The other popular local dish is Okonomiyaki, a savoury pancake of sorts containing base ingredients like grated nagaimo (Japanese type of yam), shredded cabbage and dashi (stock or Miso) and egg to bind it, self-cooked on a Teppanyaki like iron hotplate. Doing the cooking yourself is the essence of this dish as you can decide on the many additions or variations on the theme—okonomi, meaning “what you like” or “what you want”—by adding other ingredients such as thinly sliced pork belly or beef, octopus, shrimps, mocha (Japanese rice cake), vegetables or cheese.
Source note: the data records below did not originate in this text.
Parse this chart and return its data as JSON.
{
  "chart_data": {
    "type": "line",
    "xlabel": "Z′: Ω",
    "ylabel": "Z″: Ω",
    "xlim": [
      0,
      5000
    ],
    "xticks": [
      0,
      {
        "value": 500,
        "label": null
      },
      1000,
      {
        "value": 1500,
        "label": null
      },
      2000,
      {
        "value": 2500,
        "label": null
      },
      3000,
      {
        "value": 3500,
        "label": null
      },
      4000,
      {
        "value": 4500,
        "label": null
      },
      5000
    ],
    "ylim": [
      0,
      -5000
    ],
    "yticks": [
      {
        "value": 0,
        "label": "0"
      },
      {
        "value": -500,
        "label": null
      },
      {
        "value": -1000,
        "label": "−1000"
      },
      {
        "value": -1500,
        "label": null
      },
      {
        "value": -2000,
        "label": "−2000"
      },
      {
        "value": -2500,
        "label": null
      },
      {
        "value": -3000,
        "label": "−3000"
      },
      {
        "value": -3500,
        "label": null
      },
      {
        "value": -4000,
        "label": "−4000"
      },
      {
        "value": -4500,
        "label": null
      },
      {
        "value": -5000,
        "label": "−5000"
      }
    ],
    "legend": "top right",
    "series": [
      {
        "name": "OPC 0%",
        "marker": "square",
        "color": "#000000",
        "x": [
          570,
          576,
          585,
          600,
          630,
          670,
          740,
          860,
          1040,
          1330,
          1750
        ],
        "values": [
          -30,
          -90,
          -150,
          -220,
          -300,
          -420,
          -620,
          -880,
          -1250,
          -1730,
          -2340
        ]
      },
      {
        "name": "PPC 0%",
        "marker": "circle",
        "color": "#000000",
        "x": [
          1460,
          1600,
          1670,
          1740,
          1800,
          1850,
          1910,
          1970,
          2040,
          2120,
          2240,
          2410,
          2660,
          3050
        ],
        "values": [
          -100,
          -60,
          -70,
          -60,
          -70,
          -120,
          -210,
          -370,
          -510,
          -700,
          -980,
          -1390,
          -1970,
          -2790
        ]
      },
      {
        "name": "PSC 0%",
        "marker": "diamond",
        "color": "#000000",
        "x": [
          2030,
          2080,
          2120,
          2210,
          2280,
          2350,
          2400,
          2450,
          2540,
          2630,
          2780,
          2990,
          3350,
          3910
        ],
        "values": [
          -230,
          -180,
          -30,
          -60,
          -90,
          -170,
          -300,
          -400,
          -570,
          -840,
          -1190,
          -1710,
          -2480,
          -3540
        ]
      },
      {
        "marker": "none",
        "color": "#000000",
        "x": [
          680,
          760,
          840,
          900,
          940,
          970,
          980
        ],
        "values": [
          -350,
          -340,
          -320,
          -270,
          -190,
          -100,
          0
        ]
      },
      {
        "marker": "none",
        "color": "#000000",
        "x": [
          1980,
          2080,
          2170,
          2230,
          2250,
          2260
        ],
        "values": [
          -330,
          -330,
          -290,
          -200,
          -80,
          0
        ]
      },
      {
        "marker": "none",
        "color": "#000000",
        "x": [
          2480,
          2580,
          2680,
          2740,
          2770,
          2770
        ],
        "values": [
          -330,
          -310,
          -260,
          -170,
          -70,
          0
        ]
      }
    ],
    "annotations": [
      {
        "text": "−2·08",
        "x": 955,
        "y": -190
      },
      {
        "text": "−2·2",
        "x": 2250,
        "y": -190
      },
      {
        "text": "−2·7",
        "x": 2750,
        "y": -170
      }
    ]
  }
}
Like Takoyaki, once cooked, the Okonomiyaki is brushed with a savoury sauce (which appears to me to be identical to the takoyaki) and a big skirt of Japanese mayonnaise, then topped with dried, shaved Katsuobushi or bonito. It looks pretty messy as you slap on the sauce and mix in the mayonnaise with a big brush, but it’s a lot of fun.

We had spotted what appeared to be a hugely popular Okonomiyaki eatery in one of the Tenjinbashisuji side-lanes—it’s called chigusa, but I have no idea of the street name/number other than you take the lane on the left next to the shoe shop—and it looked continuously full with a whole lot of happy people cooking away.